The Secret Service last week placed a senior supervisor on leave and suspended his security clearance after finding corroborating evidence that he allegedly assaulted a female employee after hours at headquarters.
The allegations were first reported on April 2 to the Secret Service’s Office of Professional Responsibility, whose inspectors conducted “corroborating interviews” the same afternoon.
Director Joseph Clancy, following a Department of Homeland Security management directive, then ordered the Office of Professional Responsibility to contact the DHS inspector general to launch an investigation.
“The Secret Service is an agency that demands that our employees conduct themselves with the highest level of integrity,” Clancy said in a statement Wednesday night. “These allegations as reported are very disturbing. Any threats or violence that endangers our employees in the workplace is unacceptable and will not be tolerated.”
A law enforcement official familiar with the case confirmed to the Washington Examiner that the supervisor facing the allegations is Xavier Morales, a manager in the security clearance division.
According to an account in the Washington Post, which first reported the allegations of sexual harassment Wednesday night, a subordinate female employee in the security clearance division said Morales grabbed her on the night of March 31 after they returned to the office from a party at Capitol City Brewing Company.
Citing two law enforcement officials, the Post said Morales had told her at the party that he was in love with her and would like to have sex with her, then when the two returned to headquarters, Morales tried to kiss her and grabbed her arms when she resisted. The scuffle allegedly continued until Morales gave up.

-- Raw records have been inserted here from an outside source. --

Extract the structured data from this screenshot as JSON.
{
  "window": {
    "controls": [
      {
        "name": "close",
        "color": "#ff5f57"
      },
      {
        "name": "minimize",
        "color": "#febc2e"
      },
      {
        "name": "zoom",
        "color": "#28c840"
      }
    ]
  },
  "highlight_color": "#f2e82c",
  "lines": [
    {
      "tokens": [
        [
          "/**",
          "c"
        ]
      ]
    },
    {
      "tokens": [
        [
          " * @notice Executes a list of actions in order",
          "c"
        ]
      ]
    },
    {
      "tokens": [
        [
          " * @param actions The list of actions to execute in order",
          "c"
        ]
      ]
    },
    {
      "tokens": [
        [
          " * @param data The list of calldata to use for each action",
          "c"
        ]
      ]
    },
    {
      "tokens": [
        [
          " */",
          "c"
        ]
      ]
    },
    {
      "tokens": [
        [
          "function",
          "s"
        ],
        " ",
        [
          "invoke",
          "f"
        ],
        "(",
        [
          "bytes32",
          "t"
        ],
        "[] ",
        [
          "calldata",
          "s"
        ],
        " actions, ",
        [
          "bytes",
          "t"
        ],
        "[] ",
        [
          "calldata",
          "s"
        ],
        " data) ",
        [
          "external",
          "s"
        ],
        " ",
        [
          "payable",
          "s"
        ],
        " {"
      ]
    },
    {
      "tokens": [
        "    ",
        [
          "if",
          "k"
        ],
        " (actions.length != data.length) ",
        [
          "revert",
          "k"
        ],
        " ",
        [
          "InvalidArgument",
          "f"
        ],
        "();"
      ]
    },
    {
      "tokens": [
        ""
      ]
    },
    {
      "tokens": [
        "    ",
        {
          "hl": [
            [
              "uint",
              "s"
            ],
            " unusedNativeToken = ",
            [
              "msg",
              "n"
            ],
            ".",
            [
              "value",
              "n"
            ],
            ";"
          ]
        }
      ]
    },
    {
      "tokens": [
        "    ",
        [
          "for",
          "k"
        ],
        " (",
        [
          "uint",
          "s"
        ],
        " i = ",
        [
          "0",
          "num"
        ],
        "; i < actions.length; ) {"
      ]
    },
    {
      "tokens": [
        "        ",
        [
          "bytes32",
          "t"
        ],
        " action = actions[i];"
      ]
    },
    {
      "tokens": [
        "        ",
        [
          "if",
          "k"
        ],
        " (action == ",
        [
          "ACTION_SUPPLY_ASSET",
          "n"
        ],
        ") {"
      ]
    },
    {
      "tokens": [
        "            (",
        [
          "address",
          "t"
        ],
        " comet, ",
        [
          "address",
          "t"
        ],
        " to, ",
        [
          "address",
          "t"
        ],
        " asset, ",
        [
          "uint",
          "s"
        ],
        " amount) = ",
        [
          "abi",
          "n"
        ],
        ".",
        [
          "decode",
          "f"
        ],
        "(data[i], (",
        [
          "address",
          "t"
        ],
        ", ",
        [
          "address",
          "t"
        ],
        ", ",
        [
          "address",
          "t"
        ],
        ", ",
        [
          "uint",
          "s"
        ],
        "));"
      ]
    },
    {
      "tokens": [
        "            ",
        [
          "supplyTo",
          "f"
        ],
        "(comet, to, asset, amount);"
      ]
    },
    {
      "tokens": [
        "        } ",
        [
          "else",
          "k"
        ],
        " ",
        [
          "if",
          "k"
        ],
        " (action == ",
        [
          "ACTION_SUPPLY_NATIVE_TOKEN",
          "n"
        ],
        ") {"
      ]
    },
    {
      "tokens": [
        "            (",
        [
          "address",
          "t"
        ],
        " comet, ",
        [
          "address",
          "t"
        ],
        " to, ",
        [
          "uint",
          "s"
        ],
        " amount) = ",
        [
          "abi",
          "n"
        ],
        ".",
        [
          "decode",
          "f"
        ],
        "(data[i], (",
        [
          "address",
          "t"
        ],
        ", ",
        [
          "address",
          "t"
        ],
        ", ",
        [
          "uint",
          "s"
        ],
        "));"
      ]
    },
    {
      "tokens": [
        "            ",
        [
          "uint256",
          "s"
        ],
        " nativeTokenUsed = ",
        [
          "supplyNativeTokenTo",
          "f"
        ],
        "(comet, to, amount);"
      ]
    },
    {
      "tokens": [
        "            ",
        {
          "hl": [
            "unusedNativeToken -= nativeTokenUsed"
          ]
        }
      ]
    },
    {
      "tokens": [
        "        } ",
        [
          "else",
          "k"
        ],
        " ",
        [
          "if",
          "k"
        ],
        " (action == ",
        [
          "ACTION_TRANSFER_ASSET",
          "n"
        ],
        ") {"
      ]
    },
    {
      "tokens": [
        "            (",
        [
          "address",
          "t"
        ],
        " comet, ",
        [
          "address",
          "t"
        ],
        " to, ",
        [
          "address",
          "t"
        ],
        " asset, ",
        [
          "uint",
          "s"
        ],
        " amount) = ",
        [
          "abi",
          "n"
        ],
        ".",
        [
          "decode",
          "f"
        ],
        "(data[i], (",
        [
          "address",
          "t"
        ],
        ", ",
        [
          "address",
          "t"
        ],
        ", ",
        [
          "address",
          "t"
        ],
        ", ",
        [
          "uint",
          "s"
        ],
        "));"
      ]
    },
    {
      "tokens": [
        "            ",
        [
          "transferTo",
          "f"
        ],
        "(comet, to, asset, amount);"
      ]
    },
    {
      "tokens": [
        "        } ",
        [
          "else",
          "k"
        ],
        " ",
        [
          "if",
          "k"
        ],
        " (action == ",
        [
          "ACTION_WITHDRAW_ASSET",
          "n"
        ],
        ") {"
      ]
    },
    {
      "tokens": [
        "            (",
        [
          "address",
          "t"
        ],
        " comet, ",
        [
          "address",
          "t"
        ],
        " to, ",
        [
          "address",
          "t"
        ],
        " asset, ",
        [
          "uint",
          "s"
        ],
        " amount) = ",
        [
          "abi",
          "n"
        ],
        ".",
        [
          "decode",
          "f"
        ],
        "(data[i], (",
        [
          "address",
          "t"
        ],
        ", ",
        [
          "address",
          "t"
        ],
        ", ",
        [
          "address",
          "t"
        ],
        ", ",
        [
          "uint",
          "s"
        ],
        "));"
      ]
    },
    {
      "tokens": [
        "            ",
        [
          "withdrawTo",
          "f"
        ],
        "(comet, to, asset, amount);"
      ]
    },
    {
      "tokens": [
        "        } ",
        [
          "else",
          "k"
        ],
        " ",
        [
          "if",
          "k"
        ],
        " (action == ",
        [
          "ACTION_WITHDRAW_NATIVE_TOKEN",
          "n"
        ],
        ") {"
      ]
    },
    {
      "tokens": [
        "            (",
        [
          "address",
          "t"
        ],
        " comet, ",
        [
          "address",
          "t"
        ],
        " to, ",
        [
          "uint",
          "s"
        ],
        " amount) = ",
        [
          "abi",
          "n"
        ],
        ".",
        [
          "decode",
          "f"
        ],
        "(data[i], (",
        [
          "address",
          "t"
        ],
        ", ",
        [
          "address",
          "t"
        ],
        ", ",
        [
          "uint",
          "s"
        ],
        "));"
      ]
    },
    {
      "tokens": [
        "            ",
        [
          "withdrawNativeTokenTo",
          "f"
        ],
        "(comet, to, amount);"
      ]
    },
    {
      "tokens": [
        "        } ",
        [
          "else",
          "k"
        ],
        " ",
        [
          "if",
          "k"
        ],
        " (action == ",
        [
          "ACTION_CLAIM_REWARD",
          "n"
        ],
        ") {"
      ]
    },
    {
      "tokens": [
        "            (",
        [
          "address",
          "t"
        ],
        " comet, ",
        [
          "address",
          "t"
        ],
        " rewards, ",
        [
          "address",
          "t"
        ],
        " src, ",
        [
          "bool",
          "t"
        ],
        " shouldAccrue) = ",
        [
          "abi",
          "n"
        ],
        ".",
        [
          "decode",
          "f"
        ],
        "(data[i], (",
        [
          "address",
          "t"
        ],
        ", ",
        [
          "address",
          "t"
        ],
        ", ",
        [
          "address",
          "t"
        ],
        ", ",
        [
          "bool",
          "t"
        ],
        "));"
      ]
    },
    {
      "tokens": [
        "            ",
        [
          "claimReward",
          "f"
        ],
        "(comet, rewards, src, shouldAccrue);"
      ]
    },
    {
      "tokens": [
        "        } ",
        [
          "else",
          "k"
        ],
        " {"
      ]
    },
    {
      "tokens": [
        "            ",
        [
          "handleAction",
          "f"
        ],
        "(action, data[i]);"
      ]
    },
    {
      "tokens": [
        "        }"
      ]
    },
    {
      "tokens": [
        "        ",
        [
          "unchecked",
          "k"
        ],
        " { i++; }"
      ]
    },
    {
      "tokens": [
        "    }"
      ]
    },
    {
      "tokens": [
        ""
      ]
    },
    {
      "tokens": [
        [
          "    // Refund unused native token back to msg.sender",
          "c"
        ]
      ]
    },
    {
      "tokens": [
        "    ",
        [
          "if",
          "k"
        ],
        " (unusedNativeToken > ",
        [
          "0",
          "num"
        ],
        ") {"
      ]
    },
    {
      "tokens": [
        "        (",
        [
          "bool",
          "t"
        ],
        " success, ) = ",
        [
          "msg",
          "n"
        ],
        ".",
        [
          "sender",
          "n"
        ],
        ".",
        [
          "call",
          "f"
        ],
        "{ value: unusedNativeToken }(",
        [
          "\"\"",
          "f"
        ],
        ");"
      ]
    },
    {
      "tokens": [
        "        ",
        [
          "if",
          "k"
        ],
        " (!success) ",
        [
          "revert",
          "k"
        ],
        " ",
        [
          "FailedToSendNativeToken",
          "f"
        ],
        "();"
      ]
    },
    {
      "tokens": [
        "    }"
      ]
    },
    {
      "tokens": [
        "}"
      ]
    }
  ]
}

The incident of alleged sexual harassment and assault is the second accusation of misconduct involving agency officials after attending a work-related social event. The party at the Capitol City Brewing Company was intended as a celebration of Morales’s new assignment as head of the Secret Service’s field office in Louisville, the Post reported.
On the night of March 4, two senior-level agents returned to the White House from a retirement party at a bar in Chinatown and disrupted an active bomb investigation while in their government vehicle allegedly after drinking.
Morales was president of the Hispanic American Police Command Officers Association from 2013 to 2014, according to the organization’s website.
The D.C. Metropolitan Police Department are also investigating the incident, according to the Post.